ARTWORK: Duel ARTIST: Alex Evans

Bobbing around in the middle of Hope Square, five barrel-shaped pieces of Portland stone, guarded by two duelling crabs, offer passers-by a place to sit and rest. The barrels tip a wink at the former Devenish brewery that towers over them, and emerge from a dark ‘pool’ of Caithness sandstone, in a reference to the long local tradition of smuggling and the brandy barrels that used to be hidden beneath the Dorset waves. 

The crabs add an extra touch of humour, but also celebrate the holidaymakers catching crabs along the harbour in the summer months. They also have a hidden message, for during the English Civil War, Royalist supporters in the town used the code-word ‘Crabchurch’ to identify each other in what became known as the Crabchurch conspiracy.

Alex Evans studied stonemasonry in Weymouth and worked for several building conservation firms before setting up Stoneform with fellow designer and letter-carver Zoë Cull. Based in West Dorset, they collaborate on public and private commissions, applying a contemporary design aesthetic to an age-old craft.
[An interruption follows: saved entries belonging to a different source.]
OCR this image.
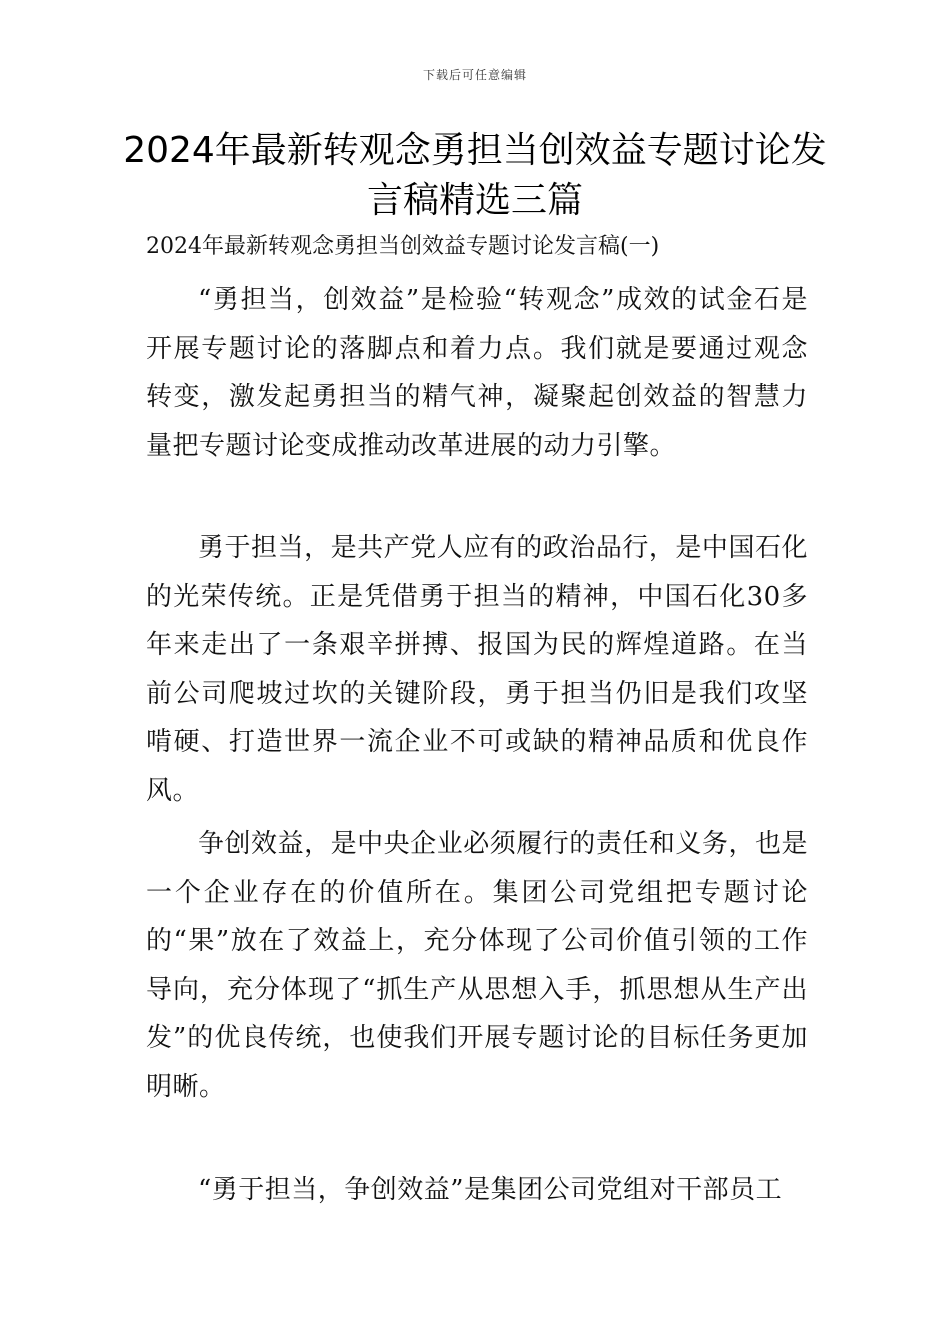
下载后可任意编辑
2024年最新转观念勇担当创效益专题讨论发言稿精选三篇

2024年最新转观念勇担当创效益专题讨论发言稿(一)

“勇担当，创效益”是检验“转观念”成效的试金石是开展专题讨论的落脚点和着力点。我们就是要通过观念转变，激发起勇担当的精气神，凝聚起创效益的智慧力量把专题讨论变成推动改革进展的动力引擎。

勇于担当，是共产党人应有的政治品行，是中国石化的光荣传统。正是凭借勇于担当的精神，中国石化30多年来走出了一条艰辛拼搏、报国为民的辉煌道路。在当前公司爬坡过坎的关键阶段，勇于担当仍旧是我们攻坚啃硬、打造世界一流企业不可或缺的精神品质和优良作风。

争创效益，是中央企业必须履行的责任和义务，也是一个企业存在的价值所在。集团公司党组把专题讨论的“果”放在了效益上，充分体现了公司价值引领的工作导向，充分体现了“抓生产从思想入手，抓思想从生产出发”的优良传统，也使我们开展专题讨论的目标任务更加明晰。

“勇于担当，争创效益”是集团公司党组对干部员工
Location Hope Square/Brewers Quay, Cove Street DT4 8TR

What3words ///heats.stir.sentences
Hope Square stands at the heart of what was originally the separate little town of Weymouth, and once overlooked an inlet from the harbour, which probably ran inland as far as the site of the Red Lion pub. The older houses on Hope Street and Trinity Street would once have stood right next to the water, but the inlet was largely filled in by the 18th century, and Cove Street was built along its length. 

Today Hope Square is dominated by the grand Edwardian buildings of the Devenish Brewery, but it’s likely that there brewing has taken place on the site for centuries. Up until the mid-20th century there were two rival breweries in Hope Square: Devenish, which took over the older Flew Brewery in 1824, and Groves & Sons, which opened in 1840. The latter was taken over by Devenish in 1960, but in 1985 Devenish itself closed down, and its various buildings were converted into housing and the Brewer’s Quay shopping centre. That in turn closed down in 2010, followed by a short-lived antiques emporium. The main buildings today stand empty and forlorn, awaiting new plans for their redevelopment.